Any research on reconciliation needs the expertise from political science and contemporary history. This expertise is particularly present through Prof. Dajani and also through PhD candidates working in history. The design of our research also reflects on the fact that there are no brute historical or political facts having effects, but that these realities encounter the population through mediation. This mediation goes through pedagogy and through Medias and influences on the narratives of the people.
Our central research questions are:
1. What are barriers and promoting factors to acknowledging and recognizing the suffering of the other?
2. What are the conditions (personal/situational/cultural/religious factors) under which encounters with the suffering of the other facilitate reconciliation?
3. How are “victim” and “perpetrator” identities constructed and deconstructed? In addition, what happens to people who fall outside of these identities?
4. How do perceptions of power asymmetries impact on willingness to reconcile?
5. What moves people from radicalism to moderation? How would this change be reflected in narrative, religious, or psychological terms?

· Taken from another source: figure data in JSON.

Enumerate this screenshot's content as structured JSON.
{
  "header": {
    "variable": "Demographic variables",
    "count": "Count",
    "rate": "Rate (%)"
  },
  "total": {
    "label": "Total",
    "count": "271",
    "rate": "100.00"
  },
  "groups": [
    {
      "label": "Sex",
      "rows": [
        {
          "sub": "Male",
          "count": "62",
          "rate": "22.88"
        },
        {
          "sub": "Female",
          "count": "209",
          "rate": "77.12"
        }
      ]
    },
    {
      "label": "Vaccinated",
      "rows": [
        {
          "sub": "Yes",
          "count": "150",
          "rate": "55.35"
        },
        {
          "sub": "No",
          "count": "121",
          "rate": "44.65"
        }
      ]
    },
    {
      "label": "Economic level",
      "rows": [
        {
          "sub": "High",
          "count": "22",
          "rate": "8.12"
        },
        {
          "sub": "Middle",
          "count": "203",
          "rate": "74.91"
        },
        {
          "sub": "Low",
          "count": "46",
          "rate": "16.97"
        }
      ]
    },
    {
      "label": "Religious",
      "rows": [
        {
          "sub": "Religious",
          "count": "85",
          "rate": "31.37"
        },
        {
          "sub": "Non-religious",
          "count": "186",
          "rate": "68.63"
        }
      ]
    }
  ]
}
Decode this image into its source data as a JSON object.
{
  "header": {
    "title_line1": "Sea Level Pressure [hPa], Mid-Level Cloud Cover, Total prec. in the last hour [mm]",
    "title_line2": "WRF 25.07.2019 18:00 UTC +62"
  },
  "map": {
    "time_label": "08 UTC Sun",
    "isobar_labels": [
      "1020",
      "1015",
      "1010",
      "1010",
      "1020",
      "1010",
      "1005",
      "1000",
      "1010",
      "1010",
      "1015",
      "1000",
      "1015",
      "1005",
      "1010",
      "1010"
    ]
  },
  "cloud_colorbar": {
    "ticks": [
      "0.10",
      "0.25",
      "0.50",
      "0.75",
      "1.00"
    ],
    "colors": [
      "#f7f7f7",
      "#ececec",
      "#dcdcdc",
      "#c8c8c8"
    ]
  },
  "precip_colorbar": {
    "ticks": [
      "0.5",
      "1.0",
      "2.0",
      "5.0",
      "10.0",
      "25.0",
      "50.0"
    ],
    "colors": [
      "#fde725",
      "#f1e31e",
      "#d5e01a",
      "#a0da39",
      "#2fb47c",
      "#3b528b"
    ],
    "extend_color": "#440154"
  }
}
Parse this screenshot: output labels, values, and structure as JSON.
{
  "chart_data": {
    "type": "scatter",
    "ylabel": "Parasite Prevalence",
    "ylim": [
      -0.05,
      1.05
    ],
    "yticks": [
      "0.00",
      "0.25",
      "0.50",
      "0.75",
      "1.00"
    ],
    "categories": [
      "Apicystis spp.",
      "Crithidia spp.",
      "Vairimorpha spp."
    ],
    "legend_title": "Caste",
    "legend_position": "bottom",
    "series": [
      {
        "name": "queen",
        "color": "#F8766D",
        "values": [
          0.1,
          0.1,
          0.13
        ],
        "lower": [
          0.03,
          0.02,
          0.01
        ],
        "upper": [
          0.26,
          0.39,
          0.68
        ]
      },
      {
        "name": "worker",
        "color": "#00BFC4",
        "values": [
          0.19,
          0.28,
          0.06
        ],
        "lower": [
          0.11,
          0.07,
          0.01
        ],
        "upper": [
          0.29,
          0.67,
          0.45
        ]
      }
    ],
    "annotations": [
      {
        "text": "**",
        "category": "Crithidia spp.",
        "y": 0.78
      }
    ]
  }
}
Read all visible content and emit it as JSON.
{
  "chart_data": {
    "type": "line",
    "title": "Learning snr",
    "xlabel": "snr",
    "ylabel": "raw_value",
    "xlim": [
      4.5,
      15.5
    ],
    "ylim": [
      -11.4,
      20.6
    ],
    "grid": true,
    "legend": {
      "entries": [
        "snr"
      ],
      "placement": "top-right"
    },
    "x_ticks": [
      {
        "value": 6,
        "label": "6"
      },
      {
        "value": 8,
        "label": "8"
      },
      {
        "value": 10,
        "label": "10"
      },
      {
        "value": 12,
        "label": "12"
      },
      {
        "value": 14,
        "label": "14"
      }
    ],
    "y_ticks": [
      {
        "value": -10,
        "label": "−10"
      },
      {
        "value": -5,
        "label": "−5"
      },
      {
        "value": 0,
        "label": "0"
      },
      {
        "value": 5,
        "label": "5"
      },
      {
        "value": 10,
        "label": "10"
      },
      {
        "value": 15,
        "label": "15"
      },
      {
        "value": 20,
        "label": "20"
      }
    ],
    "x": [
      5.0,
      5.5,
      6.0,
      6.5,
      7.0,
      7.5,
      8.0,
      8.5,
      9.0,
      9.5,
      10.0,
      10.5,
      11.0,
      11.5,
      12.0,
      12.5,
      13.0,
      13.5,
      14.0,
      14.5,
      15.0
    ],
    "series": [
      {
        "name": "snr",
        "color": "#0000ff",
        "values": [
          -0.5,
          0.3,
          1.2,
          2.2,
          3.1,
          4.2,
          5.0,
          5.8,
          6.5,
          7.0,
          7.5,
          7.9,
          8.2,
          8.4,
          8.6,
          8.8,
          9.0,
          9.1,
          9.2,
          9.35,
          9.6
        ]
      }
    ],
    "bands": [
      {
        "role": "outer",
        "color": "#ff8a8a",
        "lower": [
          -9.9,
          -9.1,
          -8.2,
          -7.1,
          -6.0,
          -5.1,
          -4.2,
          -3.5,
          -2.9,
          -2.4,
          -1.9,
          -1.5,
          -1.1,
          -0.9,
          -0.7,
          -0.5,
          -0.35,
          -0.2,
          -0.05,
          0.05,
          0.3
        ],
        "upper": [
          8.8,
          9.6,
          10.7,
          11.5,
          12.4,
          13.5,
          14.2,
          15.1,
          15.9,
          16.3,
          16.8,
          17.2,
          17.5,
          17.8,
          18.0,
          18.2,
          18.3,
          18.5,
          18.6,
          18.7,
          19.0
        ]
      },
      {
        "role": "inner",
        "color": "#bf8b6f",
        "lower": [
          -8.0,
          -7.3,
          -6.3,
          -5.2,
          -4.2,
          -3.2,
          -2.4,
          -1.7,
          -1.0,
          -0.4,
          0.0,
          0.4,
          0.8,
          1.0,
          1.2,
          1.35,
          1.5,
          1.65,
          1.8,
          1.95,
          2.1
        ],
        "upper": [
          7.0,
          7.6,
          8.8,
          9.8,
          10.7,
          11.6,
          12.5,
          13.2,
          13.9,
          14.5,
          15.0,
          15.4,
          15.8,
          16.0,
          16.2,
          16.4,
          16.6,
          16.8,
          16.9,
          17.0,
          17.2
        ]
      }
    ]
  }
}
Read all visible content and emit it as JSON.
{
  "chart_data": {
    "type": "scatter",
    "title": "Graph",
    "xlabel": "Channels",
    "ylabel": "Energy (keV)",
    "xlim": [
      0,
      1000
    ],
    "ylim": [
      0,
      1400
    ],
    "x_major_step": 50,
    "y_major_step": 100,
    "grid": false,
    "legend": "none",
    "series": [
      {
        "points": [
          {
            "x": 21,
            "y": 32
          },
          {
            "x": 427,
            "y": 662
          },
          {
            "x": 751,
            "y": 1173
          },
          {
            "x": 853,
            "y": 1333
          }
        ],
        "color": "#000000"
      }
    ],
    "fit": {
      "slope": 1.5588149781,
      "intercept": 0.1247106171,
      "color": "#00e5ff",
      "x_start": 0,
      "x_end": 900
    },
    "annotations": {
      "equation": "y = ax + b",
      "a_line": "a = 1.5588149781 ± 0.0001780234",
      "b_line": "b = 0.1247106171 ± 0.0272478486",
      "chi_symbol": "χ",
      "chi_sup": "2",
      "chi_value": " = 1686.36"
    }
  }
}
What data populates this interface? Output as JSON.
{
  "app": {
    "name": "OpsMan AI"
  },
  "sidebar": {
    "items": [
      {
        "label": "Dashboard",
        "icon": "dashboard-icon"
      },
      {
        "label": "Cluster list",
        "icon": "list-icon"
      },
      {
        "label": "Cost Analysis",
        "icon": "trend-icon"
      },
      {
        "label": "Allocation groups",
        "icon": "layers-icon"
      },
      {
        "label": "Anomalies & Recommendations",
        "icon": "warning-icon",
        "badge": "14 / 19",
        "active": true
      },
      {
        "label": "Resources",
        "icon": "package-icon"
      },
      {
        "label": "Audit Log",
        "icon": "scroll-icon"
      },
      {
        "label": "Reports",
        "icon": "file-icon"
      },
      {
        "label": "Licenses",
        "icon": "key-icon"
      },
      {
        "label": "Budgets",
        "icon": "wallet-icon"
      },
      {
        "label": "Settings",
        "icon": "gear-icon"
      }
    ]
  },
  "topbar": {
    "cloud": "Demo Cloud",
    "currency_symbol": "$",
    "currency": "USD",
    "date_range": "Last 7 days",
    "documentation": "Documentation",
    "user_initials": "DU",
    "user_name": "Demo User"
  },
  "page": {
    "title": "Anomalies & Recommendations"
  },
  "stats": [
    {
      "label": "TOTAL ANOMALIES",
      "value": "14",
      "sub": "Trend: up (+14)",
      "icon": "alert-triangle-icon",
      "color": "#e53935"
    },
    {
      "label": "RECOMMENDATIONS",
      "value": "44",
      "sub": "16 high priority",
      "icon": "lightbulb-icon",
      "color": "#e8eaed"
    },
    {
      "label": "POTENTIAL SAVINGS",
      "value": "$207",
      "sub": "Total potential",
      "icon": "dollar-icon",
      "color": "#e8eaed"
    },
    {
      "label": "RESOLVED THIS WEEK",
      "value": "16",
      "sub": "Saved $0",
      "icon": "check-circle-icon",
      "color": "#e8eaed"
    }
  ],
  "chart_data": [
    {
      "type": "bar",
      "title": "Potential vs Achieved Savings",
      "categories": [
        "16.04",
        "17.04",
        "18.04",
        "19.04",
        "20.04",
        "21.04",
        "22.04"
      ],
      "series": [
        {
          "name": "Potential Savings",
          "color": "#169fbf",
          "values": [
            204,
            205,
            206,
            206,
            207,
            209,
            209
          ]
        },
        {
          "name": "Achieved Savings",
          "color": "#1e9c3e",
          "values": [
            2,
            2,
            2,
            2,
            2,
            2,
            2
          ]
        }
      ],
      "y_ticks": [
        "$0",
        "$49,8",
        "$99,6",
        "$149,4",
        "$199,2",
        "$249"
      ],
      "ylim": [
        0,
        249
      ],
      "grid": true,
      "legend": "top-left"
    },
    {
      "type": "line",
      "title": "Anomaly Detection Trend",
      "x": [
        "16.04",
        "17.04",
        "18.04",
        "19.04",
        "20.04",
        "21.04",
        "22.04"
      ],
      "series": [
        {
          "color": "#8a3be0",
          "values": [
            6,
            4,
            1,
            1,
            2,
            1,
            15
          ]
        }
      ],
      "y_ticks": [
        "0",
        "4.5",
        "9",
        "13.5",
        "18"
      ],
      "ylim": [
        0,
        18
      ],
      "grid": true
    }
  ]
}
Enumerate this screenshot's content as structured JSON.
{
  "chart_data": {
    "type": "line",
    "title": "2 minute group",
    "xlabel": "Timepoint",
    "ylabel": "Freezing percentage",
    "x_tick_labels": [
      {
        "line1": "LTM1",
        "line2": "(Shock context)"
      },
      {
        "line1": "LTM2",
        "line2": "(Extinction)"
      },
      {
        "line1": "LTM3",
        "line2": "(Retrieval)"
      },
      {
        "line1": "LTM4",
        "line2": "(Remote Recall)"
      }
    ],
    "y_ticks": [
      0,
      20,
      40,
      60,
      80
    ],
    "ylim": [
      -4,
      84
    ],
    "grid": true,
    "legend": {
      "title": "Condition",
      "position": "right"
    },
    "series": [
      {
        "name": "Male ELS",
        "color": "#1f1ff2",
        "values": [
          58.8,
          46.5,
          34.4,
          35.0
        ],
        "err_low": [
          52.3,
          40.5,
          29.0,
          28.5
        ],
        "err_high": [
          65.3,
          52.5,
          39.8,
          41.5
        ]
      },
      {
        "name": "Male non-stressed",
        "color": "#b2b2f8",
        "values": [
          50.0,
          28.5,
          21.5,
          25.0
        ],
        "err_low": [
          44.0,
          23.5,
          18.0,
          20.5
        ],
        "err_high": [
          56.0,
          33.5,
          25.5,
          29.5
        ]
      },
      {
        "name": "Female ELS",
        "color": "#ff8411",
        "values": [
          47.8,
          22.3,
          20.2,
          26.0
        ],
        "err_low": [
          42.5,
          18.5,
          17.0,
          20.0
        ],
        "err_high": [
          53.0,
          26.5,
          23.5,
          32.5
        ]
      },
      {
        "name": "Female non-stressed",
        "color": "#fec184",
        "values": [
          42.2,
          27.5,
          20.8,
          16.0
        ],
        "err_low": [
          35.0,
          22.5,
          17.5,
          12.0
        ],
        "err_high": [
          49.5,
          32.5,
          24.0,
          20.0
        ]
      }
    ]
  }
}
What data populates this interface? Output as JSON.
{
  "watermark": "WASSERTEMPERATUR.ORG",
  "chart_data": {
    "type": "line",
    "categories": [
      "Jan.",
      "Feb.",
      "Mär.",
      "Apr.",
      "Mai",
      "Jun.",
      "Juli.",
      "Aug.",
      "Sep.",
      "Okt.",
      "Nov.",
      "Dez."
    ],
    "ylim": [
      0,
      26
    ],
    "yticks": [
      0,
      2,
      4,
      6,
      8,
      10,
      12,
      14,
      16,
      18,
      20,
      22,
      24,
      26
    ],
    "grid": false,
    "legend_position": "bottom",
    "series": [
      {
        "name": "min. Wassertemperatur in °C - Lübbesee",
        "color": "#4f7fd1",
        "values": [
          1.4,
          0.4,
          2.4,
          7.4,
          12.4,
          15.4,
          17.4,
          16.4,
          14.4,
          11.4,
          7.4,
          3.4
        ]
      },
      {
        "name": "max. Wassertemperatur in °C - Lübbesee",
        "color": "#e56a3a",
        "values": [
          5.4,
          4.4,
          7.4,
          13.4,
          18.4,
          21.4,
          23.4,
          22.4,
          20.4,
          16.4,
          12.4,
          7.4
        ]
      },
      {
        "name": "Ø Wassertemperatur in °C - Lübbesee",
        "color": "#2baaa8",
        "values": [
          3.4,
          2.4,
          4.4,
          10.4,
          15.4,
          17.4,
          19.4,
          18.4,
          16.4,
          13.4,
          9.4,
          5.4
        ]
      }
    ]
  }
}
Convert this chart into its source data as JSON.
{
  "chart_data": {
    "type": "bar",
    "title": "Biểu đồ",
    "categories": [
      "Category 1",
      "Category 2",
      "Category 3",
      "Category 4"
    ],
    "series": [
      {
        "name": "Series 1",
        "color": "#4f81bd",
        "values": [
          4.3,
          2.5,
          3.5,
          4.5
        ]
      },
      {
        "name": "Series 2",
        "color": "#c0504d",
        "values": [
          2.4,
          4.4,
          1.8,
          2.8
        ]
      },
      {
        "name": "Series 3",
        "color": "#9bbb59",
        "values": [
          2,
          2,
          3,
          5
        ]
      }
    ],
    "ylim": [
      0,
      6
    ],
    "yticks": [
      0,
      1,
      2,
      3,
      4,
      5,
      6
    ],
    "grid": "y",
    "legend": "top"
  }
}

We attempt to answer these questions combining several transdisciplinary methodological approaches:
1. Applying qualitative and quantitative methods including interviews, surveys in the field, and experiments in the laboratory.
2. Recognizing the central role that religion plays in conflicts as well as particular identities and group narratives within conflicts, we seek understanding of religion’s potential for promoting moderation and reconciliation.
3. Analyzing collective narratives of individuals affected by the conflict, with particular focus on the way those narratives are influenced by the visits in historical and memorial cites (notably: Holocaust-Memorial in Berlin and Auschwitz, Yad- Vashem in Jerusalem, House of the Terror in Budapest, Abu-Jihad-Museum in Al Quds-University)
4. Combining a variety of analytical methods to gain understanding of religious/ethical/political/theoretical concepts and frameworks that are used in the actual discussions concerning reconciliation in the Israeli/Palestinian conflict. Of special consideration is the comparative analysis of concepts, for example, moderation/wasatia/middle path, peace/salam/schalom, reconciliation and its “equivalents” in Hebrew and Arabic.
There will be trilateral and transdisciplinary cooperation concerning all five research questions and all four approaches, as is demonstrated in the work programme (2.3). All project participants will work very closely on the parallel experiences of Israelis encountering Palestinian suffering and Palestinians encountering the Jewish suffering. In addition, parallel semester-long seminars for each group will be prepared and taught by a team comprising Prof. Mohammed Dajani, Zeina Barakat (who as a Palestinian researcher holds a position as instructor at Al-Quds University and also a doctoral candidate at Ben-Gurion University), Prof. Shifra Sagy and Yael Ben- David. The social psychological research in Israel and in Germany is united by the common models and approaches exemplified by Prof. Arie Nadler who has a long cooperation with Prof. Thomas Kessler and Dr. Nicole Harth in Jena and the social psychology department in Jena.